Does it matter which number I enter first?

Answer: No. The result is always the same regardless of which number you put in V1 and which you put in V2. You can check this yourself by switching the numbers and recalculating.

How is percentage difference different from percentage error?

Answer: Percentage error is used in science when you have a known or accepted correct value. That correct value is used as the reference point in the formula. Percentage difference is used when neither value is considered more correct than the other, and the average is used as the reference point instead.

When is a ratio better than a percentage difference?

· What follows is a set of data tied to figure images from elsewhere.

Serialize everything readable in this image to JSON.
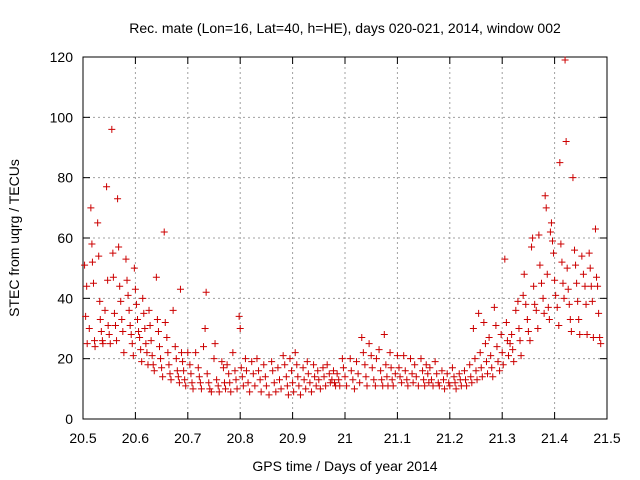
{
  "chart_data": {
    "type": "scatter",
    "title": "Rec. mate (Lon=16, Lat=40, h=HE), days 020-021, 2014, window 002",
    "xlabel": "GPS time / Days of year 2014",
    "ylabel": "STEC from uqrg / TECUs",
    "xlim": [
      20.5,
      21.5
    ],
    "ylim": [
      0,
      120
    ],
    "x_ticks": [
      20.5,
      20.6,
      20.7,
      20.8,
      20.9,
      21,
      21.1,
      21.2,
      21.3,
      21.4,
      21.5
    ],
    "x_tick_labels": [
      "20.5",
      "20.6",
      "20.7",
      "20.8",
      "20.9",
      "21",
      "21.1",
      "21.2",
      "21.3",
      "21.4",
      "21.5"
    ],
    "y_ticks": [
      0,
      20,
      40,
      60,
      80,
      100,
      120
    ],
    "y_tick_labels": [
      "0",
      "20",
      "40",
      "60",
      "80",
      "100",
      "120"
    ],
    "grid": true,
    "legend": "none",
    "marker": "+",
    "color": "#cc0000",
    "points": [
      [
        20.503,
        51
      ],
      [
        20.505,
        34
      ],
      [
        20.507,
        44
      ],
      [
        20.508,
        25
      ],
      [
        20.512,
        30
      ],
      [
        20.515,
        70
      ],
      [
        20.517,
        58
      ],
      [
        20.518,
        52
      ],
      [
        20.52,
        45
      ],
      [
        20.522,
        26
      ],
      [
        20.523,
        24
      ],
      [
        20.528,
        65
      ],
      [
        20.53,
        54
      ],
      [
        20.532,
        39
      ],
      [
        20.533,
        33
      ],
      [
        20.535,
        29
      ],
      [
        20.537,
        26
      ],
      [
        20.538,
        25
      ],
      [
        20.542,
        36
      ],
      [
        20.545,
        77
      ],
      [
        20.547,
        46
      ],
      [
        20.548,
        31
      ],
      [
        20.55,
        28
      ],
      [
        20.552,
        25
      ],
      [
        20.555,
        96
      ],
      [
        20.557,
        55
      ],
      [
        20.558,
        47
      ],
      [
        20.56,
        35
      ],
      [
        20.562,
        31
      ],
      [
        20.564,
        26
      ],
      [
        20.566,
        73
      ],
      [
        20.568,
        57
      ],
      [
        20.57,
        44
      ],
      [
        20.572,
        39
      ],
      [
        20.574,
        33
      ],
      [
        20.576,
        29
      ],
      [
        20.578,
        22
      ],
      [
        20.582,
        53
      ],
      [
        20.584,
        46
      ],
      [
        20.586,
        41
      ],
      [
        20.588,
        36
      ],
      [
        20.59,
        31
      ],
      [
        20.592,
        28
      ],
      [
        20.594,
        25
      ],
      [
        20.596,
        21
      ],
      [
        20.598,
        50
      ],
      [
        20.6,
        43
      ],
      [
        20.602,
        38
      ],
      [
        20.604,
        33
      ],
      [
        20.606,
        29
      ],
      [
        20.608,
        27
      ],
      [
        20.61,
        23
      ],
      [
        20.612,
        19
      ],
      [
        20.614,
        40
      ],
      [
        20.616,
        35
      ],
      [
        20.618,
        30
      ],
      [
        20.62,
        25
      ],
      [
        20.622,
        22
      ],
      [
        20.624,
        18
      ],
      [
        20.626,
        36
      ],
      [
        20.628,
        31
      ],
      [
        20.63,
        26
      ],
      [
        20.632,
        21
      ],
      [
        20.634,
        18
      ],
      [
        20.636,
        16
      ],
      [
        20.64,
        47
      ],
      [
        20.642,
        33
      ],
      [
        20.644,
        29
      ],
      [
        20.646,
        24
      ],
      [
        20.648,
        20
      ],
      [
        20.65,
        17
      ],
      [
        20.652,
        14
      ],
      [
        20.655,
        62
      ],
      [
        20.657,
        32
      ],
      [
        20.66,
        27
      ],
      [
        20.662,
        22
      ],
      [
        20.664,
        18
      ],
      [
        20.666,
        15
      ],
      [
        20.668,
        13
      ],
      [
        20.672,
        36
      ],
      [
        20.676,
        24
      ],
      [
        20.678,
        20
      ],
      [
        20.68,
        16
      ],
      [
        20.682,
        14
      ],
      [
        20.684,
        12
      ],
      [
        20.686,
        43
      ],
      [
        20.688,
        22
      ],
      [
        20.69,
        19
      ],
      [
        20.692,
        16
      ],
      [
        20.694,
        13
      ],
      [
        20.696,
        11
      ],
      [
        20.7,
        22
      ],
      [
        20.704,
        18
      ],
      [
        20.706,
        15
      ],
      [
        20.708,
        12
      ],
      [
        20.71,
        10
      ],
      [
        20.715,
        22
      ],
      [
        20.72,
        17
      ],
      [
        20.722,
        14
      ],
      [
        20.724,
        12
      ],
      [
        20.726,
        10
      ],
      [
        20.73,
        24
      ],
      [
        20.733,
        30
      ],
      [
        20.735,
        42
      ],
      [
        20.737,
        15
      ],
      [
        20.74,
        12
      ],
      [
        20.742,
        10
      ],
      [
        20.745,
        9
      ],
      [
        20.75,
        20
      ],
      [
        20.752,
        25
      ],
      [
        20.755,
        13
      ],
      [
        20.758,
        11
      ],
      [
        20.76,
        9
      ],
      [
        20.765,
        19
      ],
      [
        20.768,
        17
      ],
      [
        20.77,
        12
      ],
      [
        20.772,
        10
      ],
      [
        20.775,
        18
      ],
      [
        20.778,
        15
      ],
      [
        20.78,
        12
      ],
      [
        20.782,
        9
      ],
      [
        20.786,
        22
      ],
      [
        20.79,
        16
      ],
      [
        20.792,
        13
      ],
      [
        20.794,
        10
      ],
      [
        20.798,
        34
      ],
      [
        20.8,
        30
      ],
      [
        20.802,
        17
      ],
      [
        20.804,
        14
      ],
      [
        20.806,
        11
      ],
      [
        20.81,
        20
      ],
      [
        20.812,
        16
      ],
      [
        20.815,
        12
      ],
      [
        20.818,
        9
      ],
      [
        20.822,
        19
      ],
      [
        20.825,
        15
      ],
      [
        20.828,
        11
      ],
      [
        20.832,
        20
      ],
      [
        20.835,
        16
      ],
      [
        20.838,
        13
      ],
      [
        20.84,
        9
      ],
      [
        20.845,
        18
      ],
      [
        20.848,
        14
      ],
      [
        20.85,
        11
      ],
      [
        20.855,
        8
      ],
      [
        20.86,
        19
      ],
      [
        20.862,
        16
      ],
      [
        20.865,
        12
      ],
      [
        20.868,
        9
      ],
      [
        20.872,
        17
      ],
      [
        20.875,
        13
      ],
      [
        20.878,
        10
      ],
      [
        20.882,
        21
      ],
      [
        20.885,
        18
      ],
      [
        20.888,
        14
      ],
      [
        20.89,
        11
      ],
      [
        20.892,
        8
      ],
      [
        20.895,
        20
      ],
      [
        20.898,
        16
      ],
      [
        20.9,
        12
      ],
      [
        20.902,
        9
      ],
      [
        20.905,
        22
      ],
      [
        20.908,
        18
      ],
      [
        20.91,
        14
      ],
      [
        20.912,
        11
      ],
      [
        20.915,
        8
      ],
      [
        20.92,
        17
      ],
      [
        20.922,
        13
      ],
      [
        20.925,
        10
      ],
      [
        20.928,
        19
      ],
      [
        20.93,
        15
      ],
      [
        20.933,
        12
      ],
      [
        20.936,
        9
      ],
      [
        20.94,
        18
      ],
      [
        20.942,
        14
      ],
      [
        20.945,
        11
      ],
      [
        20.948,
        16
      ],
      [
        20.95,
        13
      ],
      [
        20.953,
        10
      ],
      [
        20.958,
        17
      ],
      [
        20.96,
        14
      ],
      [
        20.963,
        11
      ],
      [
        20.966,
        18
      ],
      [
        20.97,
        15
      ],
      [
        20.972,
        12
      ],
      [
        20.975,
        13
      ],
      [
        20.978,
        16
      ],
      [
        20.98,
        12
      ],
      [
        20.982,
        11
      ],
      [
        20.985,
        15
      ],
      [
        20.988,
        13
      ],
      [
        20.99,
        11
      ],
      [
        20.995,
        20
      ],
      [
        20.997,
        17
      ],
      [
        21.0,
        14
      ],
      [
        21.003,
        11
      ],
      [
        21.01,
        20
      ],
      [
        21.012,
        16
      ],
      [
        21.015,
        13
      ],
      [
        21.018,
        10
      ],
      [
        21.022,
        19
      ],
      [
        21.025,
        15
      ],
      [
        21.028,
        12
      ],
      [
        21.032,
        27
      ],
      [
        21.035,
        22
      ],
      [
        21.038,
        18
      ],
      [
        21.04,
        14
      ],
      [
        21.042,
        11
      ],
      [
        21.046,
        25
      ],
      [
        21.05,
        21
      ],
      [
        21.052,
        17
      ],
      [
        21.055,
        13
      ],
      [
        21.058,
        11
      ],
      [
        21.06,
        20
      ],
      [
        21.065,
        23
      ],
      [
        21.068,
        16
      ],
      [
        21.07,
        13
      ],
      [
        21.072,
        11
      ],
      [
        21.075,
        28
      ],
      [
        21.078,
        18
      ],
      [
        21.08,
        14
      ],
      [
        21.082,
        11
      ],
      [
        21.086,
        22
      ],
      [
        21.088,
        17
      ],
      [
        21.09,
        13
      ],
      [
        21.092,
        11
      ],
      [
        21.096,
        15
      ],
      [
        21.1,
        21
      ],
      [
        21.103,
        17
      ],
      [
        21.105,
        14
      ],
      [
        21.108,
        12
      ],
      [
        21.112,
        21
      ],
      [
        21.115,
        16
      ],
      [
        21.118,
        13
      ],
      [
        21.12,
        11
      ],
      [
        21.125,
        20
      ],
      [
        21.128,
        15
      ],
      [
        21.13,
        12
      ],
      [
        21.133,
        18
      ],
      [
        21.136,
        14
      ],
      [
        21.14,
        11
      ],
      [
        21.145,
        20
      ],
      [
        21.148,
        16
      ],
      [
        21.15,
        13
      ],
      [
        21.152,
        11
      ],
      [
        21.155,
        18
      ],
      [
        21.158,
        15
      ],
      [
        21.16,
        12
      ],
      [
        21.162,
        17
      ],
      [
        21.165,
        13
      ],
      [
        21.168,
        11
      ],
      [
        21.172,
        19
      ],
      [
        21.175,
        15
      ],
      [
        21.178,
        12
      ],
      [
        21.18,
        11
      ],
      [
        21.185,
        16
      ],
      [
        21.188,
        13
      ],
      [
        21.19,
        10
      ],
      [
        21.195,
        15
      ],
      [
        21.198,
        12
      ],
      [
        21.2,
        11
      ],
      [
        21.205,
        17
      ],
      [
        21.208,
        14
      ],
      [
        21.21,
        12
      ],
      [
        21.212,
        10
      ],
      [
        21.218,
        15
      ],
      [
        21.22,
        13
      ],
      [
        21.222,
        11
      ],
      [
        21.228,
        16
      ],
      [
        21.23,
        13
      ],
      [
        21.232,
        11
      ],
      [
        21.238,
        18
      ],
      [
        21.24,
        14
      ],
      [
        21.242,
        12
      ],
      [
        21.245,
        30
      ],
      [
        21.248,
        20
      ],
      [
        21.25,
        16
      ],
      [
        21.252,
        13
      ],
      [
        21.255,
        35
      ],
      [
        21.258,
        22
      ],
      [
        21.26,
        17
      ],
      [
        21.262,
        14
      ],
      [
        21.265,
        32
      ],
      [
        21.268,
        25
      ],
      [
        21.27,
        19
      ],
      [
        21.272,
        15
      ],
      [
        21.275,
        27
      ],
      [
        21.278,
        21
      ],
      [
        21.28,
        17
      ],
      [
        21.282,
        14
      ],
      [
        21.285,
        37
      ],
      [
        21.288,
        31
      ],
      [
        21.29,
        24
      ],
      [
        21.292,
        19
      ],
      [
        21.295,
        16
      ],
      [
        21.298,
        28
      ],
      [
        21.3,
        22
      ],
      [
        21.302,
        18
      ],
      [
        21.305,
        53
      ],
      [
        21.308,
        32
      ],
      [
        21.31,
        26
      ],
      [
        21.312,
        21
      ],
      [
        21.315,
        25
      ],
      [
        21.318,
        28
      ],
      [
        21.32,
        23
      ],
      [
        21.322,
        19
      ],
      [
        21.326,
        36
      ],
      [
        21.33,
        39
      ],
      [
        21.332,
        30
      ],
      [
        21.334,
        26
      ],
      [
        21.336,
        21
      ],
      [
        21.34,
        41
      ],
      [
        21.342,
        48
      ],
      [
        21.345,
        38
      ],
      [
        21.348,
        33
      ],
      [
        21.35,
        29
      ],
      [
        21.353,
        26
      ],
      [
        21.356,
        57
      ],
      [
        21.358,
        60
      ],
      [
        21.36,
        44
      ],
      [
        21.362,
        38
      ],
      [
        21.365,
        36
      ],
      [
        21.368,
        30
      ],
      [
        21.37,
        61
      ],
      [
        21.372,
        51
      ],
      [
        21.375,
        45
      ],
      [
        21.378,
        40
      ],
      [
        21.38,
        35
      ],
      [
        21.382,
        74
      ],
      [
        21.384,
        70
      ],
      [
        21.386,
        48
      ],
      [
        21.388,
        37
      ],
      [
        21.39,
        33
      ],
      [
        21.392,
        62
      ],
      [
        21.394,
        65
      ],
      [
        21.396,
        59
      ],
      [
        21.398,
        55
      ],
      [
        21.4,
        46
      ],
      [
        21.402,
        41
      ],
      [
        21.405,
        37
      ],
      [
        21.408,
        31
      ],
      [
        21.41,
        85
      ],
      [
        21.412,
        58
      ],
      [
        21.414,
        52
      ],
      [
        21.416,
        45
      ],
      [
        21.418,
        40
      ],
      [
        21.42,
        119
      ],
      [
        21.422,
        92
      ],
      [
        21.424,
        50
      ],
      [
        21.426,
        43
      ],
      [
        21.428,
        38
      ],
      [
        21.43,
        33
      ],
      [
        21.432,
        29
      ],
      [
        21.435,
        80
      ],
      [
        21.438,
        56
      ],
      [
        21.44,
        51
      ],
      [
        21.442,
        45
      ],
      [
        21.444,
        39
      ],
      [
        21.446,
        33
      ],
      [
        21.448,
        28
      ],
      [
        21.452,
        54
      ],
      [
        21.455,
        48
      ],
      [
        21.458,
        44
      ],
      [
        21.46,
        38
      ],
      [
        21.462,
        28
      ],
      [
        21.466,
        55
      ],
      [
        21.468,
        50
      ],
      [
        21.47,
        44
      ],
      [
        21.472,
        39
      ],
      [
        21.474,
        27
      ],
      [
        21.478,
        63
      ],
      [
        21.48,
        47
      ],
      [
        21.482,
        44
      ],
      [
        21.484,
        35
      ],
      [
        21.486,
        27
      ],
      [
        21.488,
        25
      ]
    ]
  }
}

Answer: If one number is many times larger than the other, a ratio is usually clearer. Saying “Company B is 15 times larger than Company A” is easier to understand than reporting a percentage difference close to 200%. Ratios work best when the gap between numbers is very large.

Does the formula work for negative numbers?

Answer: The standard percentage difference formula is designed for positive numbers. If one or both numbers are negative, the average in the denominator could become zero or very small, which causes problems in the calculation. If you are dealing with negative numbers, use absolute difference or a different comparison method.

What counts as a significant percentage difference?

Answer: There is no single answer. It depends on what you are measuring. A difference of 1% is large in pharmaceutical research but barely noticeable in a rough population estimate. A difference of 20% might be alarming in a lab measurement but completely normal when comparing house prices in two different areas. Always interpret your result in the context of what you are actually measuring.

How do I explain the result to someone else?

Answer: Here are a few simple ways to phrase it. “There is a 12% difference between the two measurements.” Or: “The two values differ by 8.7% from their average.” Or: “Both scores are close, with less than 8% separating them.” Pick the phrasing that fits your audience and situation.